I found my place in Runescape society when I was struggling to figure out who I was amongst new school friends. Lonely, feeling weird, looking weird, I would fall back on my cousins during the holidays because I hadn’t quite found my people yet. My mad Pokémon mission was a way to deal with the first time I ever remember being depressed. Completionism was a way towards productivity and self-esteem: a thing to do, a thing to win. And then Tap Tap Fish was pretty much the same story. I took anti-depressants for the first time and everyone told me that I needed to keep my hands busy. Apparently, I took that literally and started mindlessly tapping an iPhone screen to make tiny colourful fish appear. Every tap was like popping bubble wrap. Taps for dopamine; taps for dolphins and clownfish. It helped bide the time during a long waitlist for therapy, after which I didn’t think twice about deleting the app.
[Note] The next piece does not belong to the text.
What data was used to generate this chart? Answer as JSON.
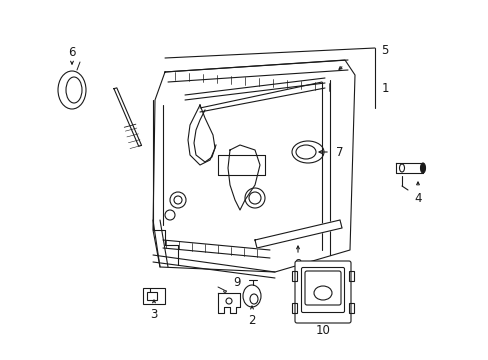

I didn’t need it anymore and I let all my fish swim off into a virtual afterlife.

These stories all come off a little silly, a little sad; an overlap of moods refracting something unclear and possibly uncool — a needy attachment, a body desperately trying to stabilise by finding handholds in handhelds. I can easily see how each one came about and I sympathise with myself for using games like that. I can also see why I am in the throes of an addiction right now. I have just reached my first anniversary with Long Covid. 2021 was the most challenging year of my life. Stuck in the house, fatigued, in pain and going crazy, a fast-paced, colourful game I can play online with friends at all hours of the day has managed to take the edge off.
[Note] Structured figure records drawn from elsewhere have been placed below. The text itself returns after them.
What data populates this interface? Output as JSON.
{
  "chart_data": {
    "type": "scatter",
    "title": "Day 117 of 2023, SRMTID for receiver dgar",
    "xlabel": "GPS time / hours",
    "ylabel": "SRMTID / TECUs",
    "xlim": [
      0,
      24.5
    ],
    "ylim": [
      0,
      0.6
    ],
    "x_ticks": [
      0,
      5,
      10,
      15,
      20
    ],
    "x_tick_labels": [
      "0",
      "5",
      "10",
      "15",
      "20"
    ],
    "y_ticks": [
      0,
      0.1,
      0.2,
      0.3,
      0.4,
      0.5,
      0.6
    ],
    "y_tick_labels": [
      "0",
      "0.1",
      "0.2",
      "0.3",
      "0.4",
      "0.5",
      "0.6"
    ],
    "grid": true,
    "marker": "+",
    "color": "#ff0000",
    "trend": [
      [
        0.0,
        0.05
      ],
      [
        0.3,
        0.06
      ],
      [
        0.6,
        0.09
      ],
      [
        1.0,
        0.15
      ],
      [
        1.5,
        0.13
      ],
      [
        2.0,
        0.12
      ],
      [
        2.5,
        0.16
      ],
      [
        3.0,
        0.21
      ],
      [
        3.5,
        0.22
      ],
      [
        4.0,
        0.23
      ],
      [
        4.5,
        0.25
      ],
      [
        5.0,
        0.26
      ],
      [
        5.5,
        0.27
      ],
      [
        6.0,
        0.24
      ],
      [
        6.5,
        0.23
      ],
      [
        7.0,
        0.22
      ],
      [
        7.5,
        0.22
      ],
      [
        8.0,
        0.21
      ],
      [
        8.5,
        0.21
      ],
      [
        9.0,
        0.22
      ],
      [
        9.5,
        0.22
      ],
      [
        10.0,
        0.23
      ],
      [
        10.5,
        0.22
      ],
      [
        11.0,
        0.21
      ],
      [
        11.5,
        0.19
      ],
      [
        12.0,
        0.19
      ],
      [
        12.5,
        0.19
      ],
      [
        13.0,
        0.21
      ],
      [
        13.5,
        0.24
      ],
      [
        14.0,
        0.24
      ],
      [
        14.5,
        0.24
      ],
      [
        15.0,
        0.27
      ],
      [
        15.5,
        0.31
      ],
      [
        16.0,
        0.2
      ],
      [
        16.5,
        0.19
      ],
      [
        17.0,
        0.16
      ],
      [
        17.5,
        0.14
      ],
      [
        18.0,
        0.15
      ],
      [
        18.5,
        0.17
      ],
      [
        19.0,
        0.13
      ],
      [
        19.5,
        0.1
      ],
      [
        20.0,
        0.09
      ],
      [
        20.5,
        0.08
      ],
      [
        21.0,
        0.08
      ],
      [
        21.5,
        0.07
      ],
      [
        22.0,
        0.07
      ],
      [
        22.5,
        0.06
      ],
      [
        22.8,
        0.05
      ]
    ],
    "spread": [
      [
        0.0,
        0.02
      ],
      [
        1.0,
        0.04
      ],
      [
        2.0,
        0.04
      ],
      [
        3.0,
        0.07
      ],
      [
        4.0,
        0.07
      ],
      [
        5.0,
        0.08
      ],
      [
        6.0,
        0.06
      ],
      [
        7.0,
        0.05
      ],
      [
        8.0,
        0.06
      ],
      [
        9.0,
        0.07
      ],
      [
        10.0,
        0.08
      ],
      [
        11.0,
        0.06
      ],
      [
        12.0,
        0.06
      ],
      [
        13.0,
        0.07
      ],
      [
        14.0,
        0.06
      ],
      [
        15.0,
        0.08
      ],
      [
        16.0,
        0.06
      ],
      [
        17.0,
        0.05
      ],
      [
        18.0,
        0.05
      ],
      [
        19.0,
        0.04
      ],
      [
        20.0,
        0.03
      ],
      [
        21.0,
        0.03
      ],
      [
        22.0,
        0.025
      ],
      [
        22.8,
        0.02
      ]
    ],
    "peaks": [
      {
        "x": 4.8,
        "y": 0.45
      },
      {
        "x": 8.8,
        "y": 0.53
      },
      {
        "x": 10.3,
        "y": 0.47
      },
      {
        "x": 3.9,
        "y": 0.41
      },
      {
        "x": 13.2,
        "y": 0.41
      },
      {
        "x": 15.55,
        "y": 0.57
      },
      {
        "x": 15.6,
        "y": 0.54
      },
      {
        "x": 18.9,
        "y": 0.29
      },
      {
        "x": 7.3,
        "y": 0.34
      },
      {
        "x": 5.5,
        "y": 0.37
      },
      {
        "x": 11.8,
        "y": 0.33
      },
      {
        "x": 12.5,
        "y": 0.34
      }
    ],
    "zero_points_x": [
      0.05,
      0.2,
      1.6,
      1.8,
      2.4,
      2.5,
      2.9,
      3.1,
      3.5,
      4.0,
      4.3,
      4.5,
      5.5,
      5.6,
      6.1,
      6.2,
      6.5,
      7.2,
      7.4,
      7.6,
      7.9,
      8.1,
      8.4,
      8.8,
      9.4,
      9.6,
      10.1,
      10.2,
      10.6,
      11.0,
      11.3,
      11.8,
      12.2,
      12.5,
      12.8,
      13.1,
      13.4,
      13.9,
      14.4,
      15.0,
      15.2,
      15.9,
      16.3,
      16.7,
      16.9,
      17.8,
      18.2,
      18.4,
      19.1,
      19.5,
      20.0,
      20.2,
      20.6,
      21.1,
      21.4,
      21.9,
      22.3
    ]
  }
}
It is an addiction again, not just an obsession; I feel a completeness when I play it, and I feel its absence when I don’t. I feel the need to tell you at this point that I feel no shame in any of this. It is hardwired in my cultural understanding of addiction that shame should always come next — that I should hide this thing, play it down, keep it to myself so nobody stops me from the indulgence. But as a disabled person coming to terms with this vast new disability, I think it is fine for me to play this game whenever I want when it very actively distracts me from constant body aches. Doctors haven’t given me anything in the way of a pain management plan but in the heat of an exciting game, I am there — I am not bruised, not wincing, I am inside the game instead. And beyond pain, I cherish that I can play this game at 4am with my friend. Seeing people face to face takes a level of energy I no longer possess. The game meant that we spent Halloween crying laughing through a limited time mode; it meant we spent Christmas Eve in a squad, fighting bad guys and feeling good. And unfortunately, I don’t often feel good.

I know that it is only a mirage. I know that it is only a safety net for now. It isn’t the real thing I need, the real help. But there is no treatment yet, no cure, and people self-medicate with all sorts of things. I think that’s what I am doing here. I am glad to have found a thing that keeps me cradled and comfortable. Writing this text has helped me to make sense of this intense, defensive, supportive relationship with a game. I understand myself better and I better understand the girl I have been in the past — self-soothing with the magic acts of game mechanics. Melding, catching, tapping, fighting. There have been addictions here and there, but there have been important things going on behind the scenes: my own soft, sad things to fix.